Conditions limites à LucerneRCB-Cervo_von_Lars_Wehrmann

Si pour la plupart des connaisseurs, il ne faisait aucun doute que les quatre équipages représentant la Suisse dans la Champions League allaient continuer à survoler la Super League cette saison, peu de gens auraient parié sur une domination aussi nette de la SVK. Dans les deux premières étapes, les navigateurs de Kreuzlingen n’ont fait qu’une bouchée de leurs concurrents. Pour la troisième étape, la SVK a pourtant renoncé à s’aligner avec son équipage habituel, non sans regret, comme l’a relevé le skipper Tom Rüegge : « À l’origine, nous avions prévu de disputer toutes les épreuves, mais après notre qualification pour la Champions League, et vu que nous visons également la finale à Saint-Moritz, ce n’était tout simplement plus possible. La plupart de nos équipiers naviguent aussi sur d’autres supports et nous ne pouvons pas être partout à la fois. » À Lucerne, le scénario de l’année dernière s’est répété. Ne disposant pas d’un deuxième équipage de même niveau, la SVK a terminé bon dernier et peut faire une croix sur ses espoirs de remporter le titre. À Lucerne, les régates ont été marquées par des conditions de vent extrêmement difficiles. Le thermique et la bise se sont livré une bataille sans merci ce qui a provoqué de nombreuses bascules de vent, de soudaines pétoles et des rafales qui ont mis à rude épreuve les navigateurs et le comité de course. C’est l’équipage de la SNG qui a le mieux géré ces conditions pour finalement s’imposer haut la main. « Nous avons trouvé une bonne vitesse et une bonne tactique », a déclaré le skipper Guillaume Rigot, qui a réussi à maintenir les grands rivaux du RCB à distance dès le premier jour. Bon perdant, Julian Flessati du RCB, a tenu à féliciter les vainqueurs : « Le vent était limite, mais les Genevois étaient plus rapides que nous et méritaient de gagner. » Malgré la défaite à Lucerne, le RCB prend la tête du classement général.

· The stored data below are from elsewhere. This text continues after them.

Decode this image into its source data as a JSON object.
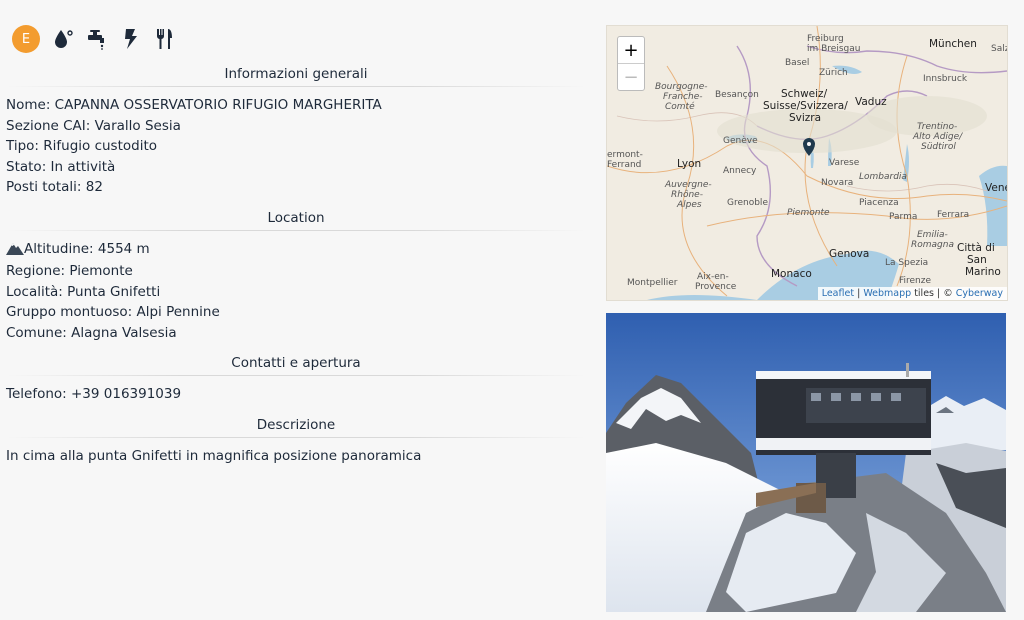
{
  "icons": {
    "badge_letter": "E",
    "list": [
      "water-drop-icon",
      "faucet-icon",
      "lightning-icon",
      "fork-knife-icon"
    ]
  },
  "sections": {
    "general": {
      "title": "Informazioni generali",
      "nome_label": "Nome: ",
      "nome": "CAPANNA OSSERVATORIO RIFUGIO MARGHERITA",
      "sezione_label": "Sezione CAI: ",
      "sezione": "Varallo Sesia",
      "tipo_label": "Tipo: ",
      "tipo": "Rifugio custodito",
      "stato_label": "Stato: ",
      "stato": "In attività",
      "posti_label": "Posti totali: ",
      "posti": "82"
    },
    "location": {
      "title": "Location",
      "altitudine_label": "Altitudine: ",
      "altitudine": "4554 m",
      "regione_label": "Regione: ",
      "regione": "Piemonte",
      "localita_label": "Località: ",
      "localita": "Punta Gnifetti",
      "gruppo_label": "Gruppo montuoso: ",
      "gruppo": "Alpi Pennine",
      "comune_label": "Comune: ",
      "comune": "Alagna Valsesia"
    },
    "contatti": {
      "title": "Contatti e apertura",
      "telefono_label": "Telefono: ",
      "telefono": "+39 016391039"
    },
    "descrizione": {
      "title": "Descrizione",
      "text": "In cima alla punta Gnifetti in magnifica posizione panoramica"
    }
  },
  "map": {
    "zoom_in": "+",
    "zoom_out": "−",
    "attribution": {
      "leaflet": "Leaflet",
      "sep1": " | ",
      "webmapp": "Webmapp",
      "tiles": " tiles | © ",
      "cyberway": "Cyberway"
    },
    "labels": {
      "freiburg": "Freiburg",
      "breisgau": "im Breisgau",
      "munchen": "München",
      "salz": "Salz",
      "basel": "Basel",
      "zurich": "Zürich",
      "innsbruck": "Innsbruck",
      "bourgogne": "Bourgogne-",
      "franche": "Franche-",
      "comte": "Comté",
      "besancon": "Besançon",
      "schweiz": "Schweiz/",
      "suisse": "Suisse/Svizzera/",
      "svizra": "Svizra",
      "vaduz": "Vaduz",
      "trentino": "Trentino-",
      "alto": "Alto Adige/",
      "sudtirol": "Südtirol",
      "geneve": "Genève",
      "clermont": "ermont-",
      "ferrand": "Ferrand",
      "lyon": "Lyon",
      "annecy": "Annecy",
      "varese": "Varese",
      "auvergne": "Auvergne-",
      "rhone": "Rhône-",
      "alpes": "Alpes",
      "novara": "Novara",
      "lombardia": "Lombardia",
      "vene": "Vene",
      "grenoble": "Grenoble",
      "piemonte": "Piemonte",
      "piacenza": "Piacenza",
      "parma": "Parma",
      "ferrara": "Ferrara",
      "emilia": "Emilia-",
      "romagna": "Romagna",
      "genova": "Genova",
      "citta": "Città di",
      "sanmarino": "San",
      "marino": "Marino",
      "monaco": "Monaco",
      "laspezia": "La Spezia",
      "montpellier": "Montpellier",
      "aix": "Aix-en-",
      "provence": "Provence",
      "firenze": "Firenze"
    }
  },
  "colors": {
    "badge": "#f39c2f",
    "text": "#1e2a3a",
    "link": "#2a6fb3",
    "marker": "#1f3a4d"
  }
}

Quatre équipes suisses à la finale de la Champions League ?

À Porto Cervo en Sardaigne, le vent a pour une fois joué le jeu. Les épreuves de qualification pour la Champions League ont bénéficié de conditions idéales. Le RCB, qui a terminé au pied du podium, et le RCO, qui a réalisé une excellente 7e place, se sont facilement qualifiés pour la finale qui se disputera sur le lac de Saint-Moritz. Quant à la SNG et la SVK, elles ont toutes les cartes en mains pour décrocher leur ticket à Saint-Pétersbourg. « Il serait évidemment fantastique de voir nos quatre meilleurs clubs s’aligner à Saint-Moritz, admet Felix Somm. Pour les organisateurs, j’espère que le fameux vent de Maloja sera au rendezvous et nous gratifiera d’une finale pleine de suspense. Nos équipes connaissent le lac et y sont chez elles. J’espère de tout coeur qu’on retrouvera au moins un club suisse sur le podium et, pourquoi pas, sur la première marche. »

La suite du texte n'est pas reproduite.